Clamperl / Huntail / Gorebyss
Clearly, Clamperl isn’t a fish, but it’s here because it can evolve into two different, actual fish. Huntail is the result of trading one that holds a Deep Sea Tooth, while Gorebyss comes from trading one holding a Deep Sea Scale. Split evolutionary chains are always neat in Pokémon.
Mantyke / Mantine
Speaking of evolutions, Mantyke has a rather unique one. If you have a Remoraid in your party, then Mantyke will evolve into a Mantine to protect it. Plus, manta rays are such cool animals to base a Pokémon on.
Qwilfish / Overqwil
Qwilfish, the puffer fish Pokémon, is another standout design. Its evolution, first introduced in Legends: Arceus, makes the spiny guy look even more dangerous. Overqwil is such a perfect edgelord name too.
Skrelp / Dragalge
Skrelp the sea dragon has a great look, almost resembling a little aquatic Robin Hood with a feather in his archery cap. Its evolution cranks up the danger meter: Dragalge is a poison/dragon type.
Tynamo / Eelektrik / Eelektross
This evolutionary chain, first introduced in Black and White, has a fun progression. You start with the little Tynamo, with its cute beady eyes. That evolves into Eelektrik, whose constantly shocked face screams “I can’t believe what I’ve done inside that Pokéball. Finally, you get Eelektross, who comes into contact with a Thunder Stone and becomes the underwater embodiment of electricity.

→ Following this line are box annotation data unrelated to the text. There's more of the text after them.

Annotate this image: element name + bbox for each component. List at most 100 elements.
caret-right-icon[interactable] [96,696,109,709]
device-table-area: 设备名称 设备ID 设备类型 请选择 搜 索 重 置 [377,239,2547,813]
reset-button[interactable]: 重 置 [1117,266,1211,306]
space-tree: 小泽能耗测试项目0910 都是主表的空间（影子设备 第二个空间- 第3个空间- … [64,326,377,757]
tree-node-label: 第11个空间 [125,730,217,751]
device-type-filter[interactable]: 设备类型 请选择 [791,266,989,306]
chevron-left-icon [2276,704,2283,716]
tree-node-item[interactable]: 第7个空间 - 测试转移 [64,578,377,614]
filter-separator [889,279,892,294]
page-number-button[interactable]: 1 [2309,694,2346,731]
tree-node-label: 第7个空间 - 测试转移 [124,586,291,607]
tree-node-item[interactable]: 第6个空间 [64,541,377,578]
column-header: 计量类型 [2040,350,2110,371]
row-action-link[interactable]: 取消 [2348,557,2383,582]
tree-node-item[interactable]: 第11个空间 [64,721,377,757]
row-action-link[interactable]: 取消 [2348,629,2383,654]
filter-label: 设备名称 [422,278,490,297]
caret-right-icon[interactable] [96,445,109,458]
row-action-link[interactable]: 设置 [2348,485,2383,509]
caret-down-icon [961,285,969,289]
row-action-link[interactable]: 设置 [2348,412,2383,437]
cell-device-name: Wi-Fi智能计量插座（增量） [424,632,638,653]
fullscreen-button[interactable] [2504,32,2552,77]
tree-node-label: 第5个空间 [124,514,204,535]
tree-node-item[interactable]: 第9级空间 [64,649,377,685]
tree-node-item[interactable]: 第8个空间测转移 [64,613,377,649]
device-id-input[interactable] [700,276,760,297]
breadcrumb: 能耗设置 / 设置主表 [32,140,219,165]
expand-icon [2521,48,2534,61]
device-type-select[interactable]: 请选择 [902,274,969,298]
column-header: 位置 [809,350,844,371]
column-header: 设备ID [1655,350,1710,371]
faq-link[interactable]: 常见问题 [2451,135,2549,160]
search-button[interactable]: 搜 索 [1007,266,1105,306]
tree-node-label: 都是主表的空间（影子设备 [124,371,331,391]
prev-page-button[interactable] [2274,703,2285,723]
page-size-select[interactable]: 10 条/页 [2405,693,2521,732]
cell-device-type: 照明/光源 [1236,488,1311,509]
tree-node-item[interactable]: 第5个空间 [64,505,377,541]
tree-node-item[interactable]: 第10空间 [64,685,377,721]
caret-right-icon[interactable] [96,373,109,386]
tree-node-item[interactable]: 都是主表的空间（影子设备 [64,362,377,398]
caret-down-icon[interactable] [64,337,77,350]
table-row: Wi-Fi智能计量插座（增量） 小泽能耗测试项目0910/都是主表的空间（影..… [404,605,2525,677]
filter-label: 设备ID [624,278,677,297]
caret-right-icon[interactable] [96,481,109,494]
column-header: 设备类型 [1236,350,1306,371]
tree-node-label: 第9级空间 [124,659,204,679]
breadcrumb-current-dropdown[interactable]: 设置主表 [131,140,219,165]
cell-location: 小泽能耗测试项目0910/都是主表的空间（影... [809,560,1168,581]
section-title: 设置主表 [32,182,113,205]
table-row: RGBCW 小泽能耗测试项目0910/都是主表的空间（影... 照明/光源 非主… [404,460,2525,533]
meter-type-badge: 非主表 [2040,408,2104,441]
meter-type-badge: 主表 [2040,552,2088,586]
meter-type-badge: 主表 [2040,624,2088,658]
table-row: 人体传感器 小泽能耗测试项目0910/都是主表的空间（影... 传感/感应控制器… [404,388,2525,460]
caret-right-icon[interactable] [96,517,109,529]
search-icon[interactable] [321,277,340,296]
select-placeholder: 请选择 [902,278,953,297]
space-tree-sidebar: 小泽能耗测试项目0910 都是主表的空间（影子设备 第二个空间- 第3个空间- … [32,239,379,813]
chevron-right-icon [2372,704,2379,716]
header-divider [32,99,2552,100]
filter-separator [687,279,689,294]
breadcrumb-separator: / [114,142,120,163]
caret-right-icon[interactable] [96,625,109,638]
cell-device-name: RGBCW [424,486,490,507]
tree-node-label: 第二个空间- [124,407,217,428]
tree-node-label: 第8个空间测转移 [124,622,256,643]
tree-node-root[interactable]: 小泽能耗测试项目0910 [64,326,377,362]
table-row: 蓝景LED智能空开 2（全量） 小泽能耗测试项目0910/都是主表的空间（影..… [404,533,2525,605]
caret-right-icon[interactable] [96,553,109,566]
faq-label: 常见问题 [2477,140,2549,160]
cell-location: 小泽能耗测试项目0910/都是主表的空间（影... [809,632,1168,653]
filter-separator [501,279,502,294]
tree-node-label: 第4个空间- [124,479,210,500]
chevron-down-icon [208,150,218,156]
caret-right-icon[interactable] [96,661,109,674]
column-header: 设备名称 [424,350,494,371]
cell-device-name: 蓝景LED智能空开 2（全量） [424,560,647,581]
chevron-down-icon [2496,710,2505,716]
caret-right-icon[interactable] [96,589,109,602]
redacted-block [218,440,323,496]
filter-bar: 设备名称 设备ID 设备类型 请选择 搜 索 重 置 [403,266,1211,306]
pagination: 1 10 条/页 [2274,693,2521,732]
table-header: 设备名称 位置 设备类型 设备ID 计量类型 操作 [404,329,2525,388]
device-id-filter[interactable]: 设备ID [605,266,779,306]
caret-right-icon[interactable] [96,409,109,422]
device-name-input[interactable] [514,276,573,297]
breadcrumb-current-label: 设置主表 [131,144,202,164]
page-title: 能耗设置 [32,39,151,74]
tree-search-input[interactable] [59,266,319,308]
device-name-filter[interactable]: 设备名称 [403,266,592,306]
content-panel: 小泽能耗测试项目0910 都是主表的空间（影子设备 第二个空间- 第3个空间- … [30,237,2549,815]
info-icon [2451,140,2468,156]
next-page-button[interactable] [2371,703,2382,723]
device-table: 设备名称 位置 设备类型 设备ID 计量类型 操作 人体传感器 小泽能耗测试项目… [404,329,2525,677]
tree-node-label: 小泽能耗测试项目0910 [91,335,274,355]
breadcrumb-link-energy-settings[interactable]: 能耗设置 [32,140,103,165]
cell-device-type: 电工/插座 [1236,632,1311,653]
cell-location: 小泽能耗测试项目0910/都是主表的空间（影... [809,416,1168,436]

Wishiwashi isn’t much too look at by itself, and it’ll burst into tears if you stare too long. However, it’s the only fish Pokémon that actually schools together like real-world fish would, resulting in a swimming Voltron of underwater wonder.
Carvanha / Sharpedo
Piranhas shouldn’t really turn into sharks, but that’s exactly what happens with this evolutionary pair. Both look intimidating enough as it is, and then you realize that Sharpedo manages to be a powerhouse with only half a body.
Feebas / Milotic
Feebas climbs toward the top of the list thanks to its evolution, easily the biggest glow-up of any Pokémon. Even better, it evolves when traded with a Prism Scale, which means you have to (at least temporarily) give up the ugly fish for its inner beauty to shine through.
Goldeen / Seaking
As we reach the top spots, we simply have to include this original Pokémon. Misty has been rocking Goldeen since Pokémon Red and Blue, and every kid loves goldfish.
Horsea / Seadra / Kingdra
Another original, Horsea just edges out Goldeen by virtue of having a third evolution. What’s nice is that both Horsea and Goldeen are available in Red or Blue, when you might expect the rival water types to be version exclusives.
Why does this seemingly simple, bored Pokémon take second place? Relicanth is a coelacanth, the oldest known fish species on the planet — an endangered group that scientists long thought had no living relatives. There’s a reason the species is considered a big deal to Animal Crossing fans too.
Who else could it be? Sure, Magikarp gets meme-ed as a stupid carp that flops around doing useless Splash attacks, but it becomes so much more than that. It ascends to Gyrados, leaving behind its fishy form entirely, embodying the Japanese folk tale of the carp that swims up the waterfall to become a dragon. This led to it starring in its own mobile game, Magikarp Jump.